UK INVESTIGATORS are virtually certain, that control difficulties played no part in the crash of an Air Algerie Boeing 737-200 on approach to Coventry Airport.
They have found no evidence of rudder-control malfunction in the 21 December 1994, accident and believe that the aircraft's impact with an electricity pylon produced wing damage, which caused it to invert before it struck the ground (Flight International, 4-10 January).
Rudder-control difficulties have been previously reported on 737s and remain a suspected possible cause of two unexplained accidents in the USA.
In an interim report, the UK's Air Accidents Investigation Branch confirms that the aircraft was being flown on a surveillance-radar approach (SRA) because it could not tune into Coventry's instrument-landing system. The co-pilot's altimeter, says the report, was found with the correct QFE altimeter setting - 29.92in Hg (1013mB) - for the approach.

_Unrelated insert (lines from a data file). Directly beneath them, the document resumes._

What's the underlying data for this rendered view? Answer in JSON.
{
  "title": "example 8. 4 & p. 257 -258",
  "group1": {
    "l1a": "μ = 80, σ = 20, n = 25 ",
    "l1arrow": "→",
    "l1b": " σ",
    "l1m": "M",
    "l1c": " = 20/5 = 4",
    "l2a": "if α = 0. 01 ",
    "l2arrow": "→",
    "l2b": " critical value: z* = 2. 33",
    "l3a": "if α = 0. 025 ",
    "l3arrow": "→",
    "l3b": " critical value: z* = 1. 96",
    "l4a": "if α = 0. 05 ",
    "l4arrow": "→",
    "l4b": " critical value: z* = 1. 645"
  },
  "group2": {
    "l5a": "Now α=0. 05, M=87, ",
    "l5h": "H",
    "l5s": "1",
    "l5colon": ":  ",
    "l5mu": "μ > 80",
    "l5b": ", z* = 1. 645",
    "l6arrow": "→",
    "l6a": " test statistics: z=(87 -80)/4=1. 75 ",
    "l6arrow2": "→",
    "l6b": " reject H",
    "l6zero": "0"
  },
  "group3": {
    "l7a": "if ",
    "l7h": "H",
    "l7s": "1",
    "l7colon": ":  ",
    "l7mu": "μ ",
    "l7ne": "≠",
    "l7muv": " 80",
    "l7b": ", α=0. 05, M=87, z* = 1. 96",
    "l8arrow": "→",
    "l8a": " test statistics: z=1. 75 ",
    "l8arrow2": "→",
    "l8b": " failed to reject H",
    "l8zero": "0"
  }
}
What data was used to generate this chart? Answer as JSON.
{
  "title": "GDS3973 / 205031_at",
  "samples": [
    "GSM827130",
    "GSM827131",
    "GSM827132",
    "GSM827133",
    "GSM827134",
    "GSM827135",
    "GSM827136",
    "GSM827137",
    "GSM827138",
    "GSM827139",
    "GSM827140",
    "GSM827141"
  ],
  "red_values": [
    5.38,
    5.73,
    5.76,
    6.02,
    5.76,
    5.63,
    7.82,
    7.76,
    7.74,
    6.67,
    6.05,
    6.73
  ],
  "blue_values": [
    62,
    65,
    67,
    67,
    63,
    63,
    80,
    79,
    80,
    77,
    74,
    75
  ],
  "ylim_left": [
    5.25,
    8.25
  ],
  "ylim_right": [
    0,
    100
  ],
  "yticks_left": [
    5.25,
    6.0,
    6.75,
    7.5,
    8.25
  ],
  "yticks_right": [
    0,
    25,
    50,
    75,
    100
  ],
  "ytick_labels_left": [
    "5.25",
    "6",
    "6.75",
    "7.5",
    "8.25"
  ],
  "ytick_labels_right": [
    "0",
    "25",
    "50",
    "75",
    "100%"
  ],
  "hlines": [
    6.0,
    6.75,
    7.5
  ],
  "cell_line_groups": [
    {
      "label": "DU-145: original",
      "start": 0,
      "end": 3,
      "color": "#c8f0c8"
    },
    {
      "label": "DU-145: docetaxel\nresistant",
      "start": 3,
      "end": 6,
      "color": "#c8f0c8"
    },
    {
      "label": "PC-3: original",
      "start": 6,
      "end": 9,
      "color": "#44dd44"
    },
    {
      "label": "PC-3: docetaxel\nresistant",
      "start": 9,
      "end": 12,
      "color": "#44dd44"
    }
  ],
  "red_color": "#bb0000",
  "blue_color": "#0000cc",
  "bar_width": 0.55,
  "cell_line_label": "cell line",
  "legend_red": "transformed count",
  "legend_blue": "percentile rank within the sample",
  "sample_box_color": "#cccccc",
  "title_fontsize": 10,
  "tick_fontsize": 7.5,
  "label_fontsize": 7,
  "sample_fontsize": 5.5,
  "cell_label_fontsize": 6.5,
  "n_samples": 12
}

Coventry air traffic control (ATC) passed the crew an obstacle-clearance limit of 650ft (200m) QFE and advised that the SRA to runway 23 would terminate at 3.7km (2nm) from touchdown. Runway visual range was given as 1,100m.
ATC had passed height guidance at 0.5nm intervals. The wing impact with the 86ft pylon was 72ft above ground level at a distance of 2km from touchdown. The aircraft rolled left, and its wingtip hit the roofs of houses "as it passed through the vertical".